DOPL often gets blamed for ridiculous licensing rules, but its hands are tied since lawmakers set those provisions. The agency is working with several legislators to make the rules more reasonable.
For example, it requires more hours of training to become a cosmetologist to do hairstyles, nails and pedicures, than it does to become a lifesaving EMT.
Rep. Jim Dunnigan, R-Taylorsville, previously helped reduce the cosmetology requirements from 2,000 hours to 1,600 (1,100 hours for those cosmetologists who only do hair). But that remains much more than the 120 hours it takes to become an EMT.
Dunnigan also sponsored legislation that allows licensed cosmetologists moving to Utah from other states to be licensed here without going through additional training.

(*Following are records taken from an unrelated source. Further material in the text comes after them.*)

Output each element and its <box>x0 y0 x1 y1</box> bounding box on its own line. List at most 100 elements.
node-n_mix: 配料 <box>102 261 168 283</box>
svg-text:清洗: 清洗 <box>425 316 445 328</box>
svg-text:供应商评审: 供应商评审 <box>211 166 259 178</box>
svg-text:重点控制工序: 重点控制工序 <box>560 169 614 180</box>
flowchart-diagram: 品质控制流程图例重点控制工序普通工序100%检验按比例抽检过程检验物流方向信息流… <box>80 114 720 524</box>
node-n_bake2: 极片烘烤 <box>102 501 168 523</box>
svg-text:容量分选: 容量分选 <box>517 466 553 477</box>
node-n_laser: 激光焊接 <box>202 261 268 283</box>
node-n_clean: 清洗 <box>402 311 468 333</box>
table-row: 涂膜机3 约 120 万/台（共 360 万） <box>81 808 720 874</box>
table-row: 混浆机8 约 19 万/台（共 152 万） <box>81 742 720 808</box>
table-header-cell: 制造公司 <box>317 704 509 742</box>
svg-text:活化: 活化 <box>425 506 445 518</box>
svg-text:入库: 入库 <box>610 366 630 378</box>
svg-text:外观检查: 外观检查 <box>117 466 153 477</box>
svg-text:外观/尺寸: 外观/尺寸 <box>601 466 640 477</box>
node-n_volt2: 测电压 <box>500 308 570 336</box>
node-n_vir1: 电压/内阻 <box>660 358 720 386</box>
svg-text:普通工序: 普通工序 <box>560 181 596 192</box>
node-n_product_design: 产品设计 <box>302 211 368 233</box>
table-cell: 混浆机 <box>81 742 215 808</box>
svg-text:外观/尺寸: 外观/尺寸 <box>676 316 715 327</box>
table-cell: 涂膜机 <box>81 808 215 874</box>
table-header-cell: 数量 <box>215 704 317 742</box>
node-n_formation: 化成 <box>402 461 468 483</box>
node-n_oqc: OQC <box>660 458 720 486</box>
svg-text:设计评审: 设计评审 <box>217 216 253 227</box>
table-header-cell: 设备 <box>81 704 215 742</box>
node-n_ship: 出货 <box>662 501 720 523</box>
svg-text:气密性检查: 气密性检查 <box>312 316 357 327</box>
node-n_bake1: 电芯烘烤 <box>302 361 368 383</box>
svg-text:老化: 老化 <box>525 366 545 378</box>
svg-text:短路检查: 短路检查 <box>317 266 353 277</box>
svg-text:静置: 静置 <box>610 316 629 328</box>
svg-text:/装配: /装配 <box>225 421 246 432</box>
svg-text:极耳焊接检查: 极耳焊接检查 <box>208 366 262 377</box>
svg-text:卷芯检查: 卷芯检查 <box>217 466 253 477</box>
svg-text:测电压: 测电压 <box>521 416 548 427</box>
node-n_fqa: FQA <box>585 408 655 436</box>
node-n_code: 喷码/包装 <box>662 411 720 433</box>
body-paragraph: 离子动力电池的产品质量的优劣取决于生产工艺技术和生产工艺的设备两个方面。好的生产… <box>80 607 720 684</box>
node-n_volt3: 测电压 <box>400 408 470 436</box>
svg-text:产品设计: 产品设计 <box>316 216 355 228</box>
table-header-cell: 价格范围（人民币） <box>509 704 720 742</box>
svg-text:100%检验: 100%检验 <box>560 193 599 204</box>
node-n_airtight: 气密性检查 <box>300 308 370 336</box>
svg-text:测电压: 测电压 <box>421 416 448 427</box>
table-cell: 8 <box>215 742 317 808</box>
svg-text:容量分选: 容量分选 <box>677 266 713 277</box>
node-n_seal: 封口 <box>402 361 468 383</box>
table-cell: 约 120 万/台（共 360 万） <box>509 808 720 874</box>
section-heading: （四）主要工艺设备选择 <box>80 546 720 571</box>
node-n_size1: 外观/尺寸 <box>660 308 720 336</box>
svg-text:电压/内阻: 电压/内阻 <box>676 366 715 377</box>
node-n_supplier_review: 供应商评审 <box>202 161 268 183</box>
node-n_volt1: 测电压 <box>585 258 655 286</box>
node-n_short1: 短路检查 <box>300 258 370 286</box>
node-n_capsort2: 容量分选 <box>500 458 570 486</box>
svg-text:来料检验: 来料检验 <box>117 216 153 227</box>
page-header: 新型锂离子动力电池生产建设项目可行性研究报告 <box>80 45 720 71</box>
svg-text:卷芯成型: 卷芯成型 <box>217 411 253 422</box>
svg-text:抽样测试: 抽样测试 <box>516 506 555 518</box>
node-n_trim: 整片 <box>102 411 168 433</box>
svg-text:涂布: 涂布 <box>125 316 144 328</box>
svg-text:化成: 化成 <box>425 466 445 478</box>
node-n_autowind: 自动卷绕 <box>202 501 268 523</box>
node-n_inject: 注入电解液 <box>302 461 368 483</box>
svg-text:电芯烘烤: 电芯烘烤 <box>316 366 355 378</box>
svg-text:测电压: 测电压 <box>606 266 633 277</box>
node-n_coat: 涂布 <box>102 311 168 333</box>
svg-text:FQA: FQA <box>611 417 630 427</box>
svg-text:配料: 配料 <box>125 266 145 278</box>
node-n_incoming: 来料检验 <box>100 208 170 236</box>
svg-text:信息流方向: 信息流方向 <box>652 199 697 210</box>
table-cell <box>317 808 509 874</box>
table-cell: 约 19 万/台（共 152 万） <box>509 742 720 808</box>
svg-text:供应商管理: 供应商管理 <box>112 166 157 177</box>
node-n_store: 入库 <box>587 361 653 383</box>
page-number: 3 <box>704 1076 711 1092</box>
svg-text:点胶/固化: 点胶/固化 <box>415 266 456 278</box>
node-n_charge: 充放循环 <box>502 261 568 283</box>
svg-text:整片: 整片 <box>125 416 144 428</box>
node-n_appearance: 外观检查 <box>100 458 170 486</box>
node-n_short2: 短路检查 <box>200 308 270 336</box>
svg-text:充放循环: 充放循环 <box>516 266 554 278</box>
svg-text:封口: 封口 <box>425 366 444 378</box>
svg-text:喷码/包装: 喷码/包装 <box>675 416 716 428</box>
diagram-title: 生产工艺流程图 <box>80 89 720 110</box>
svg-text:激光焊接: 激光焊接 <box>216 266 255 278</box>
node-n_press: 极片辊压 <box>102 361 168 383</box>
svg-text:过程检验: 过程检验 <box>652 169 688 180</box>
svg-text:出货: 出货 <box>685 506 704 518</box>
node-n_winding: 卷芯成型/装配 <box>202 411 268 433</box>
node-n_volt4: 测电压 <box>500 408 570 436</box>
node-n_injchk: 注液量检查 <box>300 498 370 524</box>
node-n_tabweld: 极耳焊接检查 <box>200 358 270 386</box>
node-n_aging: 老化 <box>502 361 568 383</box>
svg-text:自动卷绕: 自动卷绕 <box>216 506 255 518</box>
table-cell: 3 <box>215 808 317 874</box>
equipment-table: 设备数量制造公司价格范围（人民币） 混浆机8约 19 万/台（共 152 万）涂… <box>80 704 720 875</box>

Other troubling DOPL requirements were imposed in the construction industry before Rep. Mike Schultz, R-Hooper, addressed that issue with legislation last year.
Such jobs as house painting, masonry and other construction-related tasks also required more hours of training than EMTs.
Schultz told me the licensing hurdles in construction made it difficult for contractors to find qualified laborers to perform the subcontracting work.
Rep. Norm Thurston, R-Provo, sponsored a bill last year to ease restrictions on immigrants coming into the state with years of experience in their fields but who are unable to work in those jobs because their previous education doesn’t match the requirements for their trade in the Beehive State.
“A barber in Peru, with 20 years of experience, can’t be a barber in Utah,” he said, “until going through the months of training specified in Utah law.”
His bill failed.
And this is a worker-friendly state?